The download button. A symbol of the 21st century. Throw out your CD’s, throw out your old vinyls, the internet age is here to stay. But as the music industry shifts almost exclusively to “the cloud,” let’s take a moment to reflect on what we’re doing.
Popularized by iTunes, the online download has become easily the most widely-accepted form of music distribution. Being able to make one click and have a song stored on your computer instantly is much preferable to ordering a cumbersome vinyl which can take weeks to reach your home. In a society where convenience is the name of the game, there’s no longer a place for CDs, tapes and vinyl recordings. Or is there?
There’s something special about being able to hold something tangible in your hand. My first CD collection in middle school consisted of only a few Metallica albums, Cake’s “Fashion Nugget,” and Bob Marley’s “Legend.” But through two computer crashes and a broken iPod, these soon-to-be antiques have been a staple to my music library. But more than that, they have personality. From the scratches on the case to the worn pages of the tracklist, I’ve imbued my character in these CD’s as much as they’ve imbued their character in me.
The download is a deeply impersonal medium of music. All it takes is one click to listen to a song. But with a new CD or vinyl, there’s a much longer connection with the music before being able to appreciate it. There’s the unwrapping and opening of the case, the booklet the artists have put together and the CD shining up at you. Unless it’s a vinyl. In which case the smell would probably hit you first.

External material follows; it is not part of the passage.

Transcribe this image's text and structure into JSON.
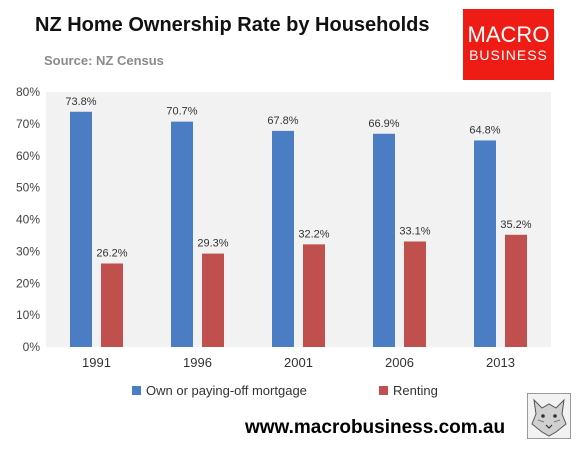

But that’s only the first part of the equation. A good vinyl collection is always a sight to see, and the interaction and organization of a collection can be an experience in itself. And after that, physical mediums can be recycled, put back into circulation through music stores like Rasputin and Amoeba Music in San Francisco. They are given a second life. Generation after generation can dive into the music and feel the weight of the culture in their hands.
There’s no doubt that physical mediums are a dying breed. They simply can’t compete with the ease of downloading music online. But while some people appreciate music solely for its sound, vinyls and CDs offer a complete package that can be much more personal and satisfying than an online playlist.
So when you find that box of old records in your garage, take a careful look at it before you decide what’s garbage and what’s a musical treasure.